Прошло ещё совсем немного времени, и мы сидели в гостях у друзей: Юры Розовского и его жены Лиды. Они поведали нам, что для их попугая им подарили подружку, и теперь им вдвоём веселее. Затем Лида каждому из нас поставила в горшочках постного рассольника, ели с аппетитом, дорога есть дорога. Лида уже много лет занимается с детьми, пишет музыку, Юра – стихи. Получаются замечательные, добрейшие детские спектакли. Уже много лет дети выступают на большой городской сцене Братск-АРТа. И всегда зал им долго-долго аплодирует. Многие дети, которые выступали раньше, давно выросли, перестали заниматься, приходят новые, но всё это действо – истинное доброе дело. Сидим за столом, доедаем рассольник, разговариваем о жизни. Тепло и хорошо на душе от таких редких встреч.

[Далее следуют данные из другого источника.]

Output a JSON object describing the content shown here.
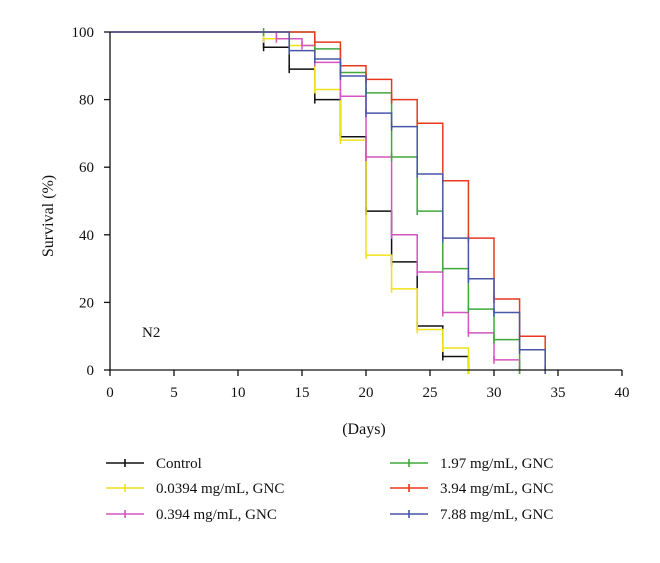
{
  "chart_data": {
    "type": "line",
    "step": true,
    "title": "",
    "xlabel": "(Days)",
    "ylabel": "Survival (%)",
    "xlim": [
      0,
      40
    ],
    "ylim": [
      0,
      100
    ],
    "x_ticks": [
      0,
      5,
      10,
      15,
      20,
      25,
      30,
      35,
      40
    ],
    "y_ticks": [
      0,
      20,
      40,
      60,
      80,
      100
    ],
    "grid": false,
    "legend_position": "bottom",
    "annotation": "N2",
    "series": [
      {
        "name": "Control",
        "color": "#111111",
        "x": [
          0,
          12,
          14,
          16,
          18,
          20,
          22,
          24,
          26,
          28
        ],
        "y": [
          100,
          95.5,
          89,
          80,
          69,
          47,
          32,
          13,
          4,
          0
        ]
      },
      {
        "name": "0.0394 mg/mL, GNC",
        "color": "#f2e21a",
        "x": [
          0,
          12,
          14,
          16,
          18,
          20,
          22,
          24,
          26,
          28
        ],
        "y": [
          100,
          98,
          96,
          83,
          68,
          34,
          24,
          12,
          6.5,
          0
        ]
      },
      {
        "name": "0.394 mg/mL, GNC",
        "color": "#d455c0",
        "x": [
          0,
          13,
          15,
          16,
          18,
          20,
          22,
          24,
          26,
          28,
          30,
          32
        ],
        "y": [
          100,
          98,
          96,
          91,
          81,
          63,
          40,
          29,
          17,
          11,
          3,
          0
        ]
      },
      {
        "name": "1.97 mg/mL, GNC",
        "color": "#3ea83a",
        "x": [
          0,
          12,
          16,
          18,
          20,
          22,
          24,
          26,
          28,
          30,
          32
        ],
        "y": [
          100,
          100,
          95,
          88,
          82,
          63,
          47,
          30,
          18,
          9,
          0
        ]
      },
      {
        "name": "3.94 mg/mL, GNC",
        "color": "#e8391e",
        "x": [
          0,
          16,
          18,
          20,
          22,
          24,
          26,
          28,
          30,
          32,
          34
        ],
        "y": [
          100,
          97,
          90,
          86,
          80,
          73,
          56,
          39,
          21,
          10,
          0
        ]
      },
      {
        "name": "7.88 mg/mL, GNC",
        "color": "#4856a8",
        "x": [
          0,
          14,
          16,
          18,
          20,
          22,
          24,
          26,
          28,
          30,
          32,
          34
        ],
        "y": [
          100,
          94.5,
          92,
          87,
          76,
          72,
          58,
          39,
          27,
          17,
          6,
          0
        ]
      }
    ]
  }
}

И вот батюшка уже везёт меня в посёлок Гидростроитель. Седьмого января маме моей Анастасии Андреевне исполнилось восемьдесят лет. Накануне ночью мы отстояли с ней службу в нашем правобережном храме «Преображения Господня». Каждый раз, словно дитё малое, радуюсь изготовленному из снега вертепу, где в пещерке размещена замечательная картина о рождении Спасителя. Тут же в загоне – живые овечки. Это батюшка наш Георгий каждый год так делает. Дети шибко рады этому, а овечки, конечно же, блеют. Сена насыпано у них много, но люди всё одно подкармливают хлебом, зрелище это неизменно вызывает умиротворительную улыбку. Мамочка моя родилась на Рождество Христово, и каждый раз сильно постится, потом болеет, когда происходит разговление. Старикам делают всегда послабление поста, но мама моя упрямая. Мне всегда очень жалко, когда она заболевает. Да и мне эти дни нездоровилось. Сегодня десятого января взял книгу друга поэта Юры Розовского, вспомнил нашу недавнюю поездку с батюшкой. Дорогой Юрочка написал стихотворение о протоиерее Андрее Огородникове, нашем друге. Я же просто вставлю его в этот небольшой очерк:
В светёлке
Крючок лёг в петельку на ставнях,
Окно до утра затворив.
Мой добрый духовный наставник
Забылся, в преддверье зари.
Пока ещё с улицы в щёлки
Румянец её не проник.
Лишь тускло мерцает в светёлке
Лампады горящий ночник.
Молитвенно замерли тени,
Боясь потревожить покой.
И к книге раскрытой священник
Припал, как к подушке, щекой.
Он что-то шептал полусонно,
Лишь губы дрожали едва.
А Матери Божьей икона
Внимала негромким словам.
Сверчки и цикады, молчите,
Ещё не приспела пора.
Мой добрый духовный учитель
Пускай отдохнёт до утра.
Вот такие вот выдались эти десять дней Нового года… Держитесь, Сибиряки, вы – крепкий народ. Раньше в Сибирь гнали в кандалах ушкуйников, татей, коих казаки охраняли. Словом, неслабый народ осваивал наши места. Сейчас же – свет, благоустроенные дома, и в Сибири живут все кому не лень. Лишь бы не было войны, и был хлебушек. Наивные слова пишу, знаю. Только их, эти самые слова, часто повторяют старые люди, думается, и в самом деле очень важно всё это. Спаси, Господи!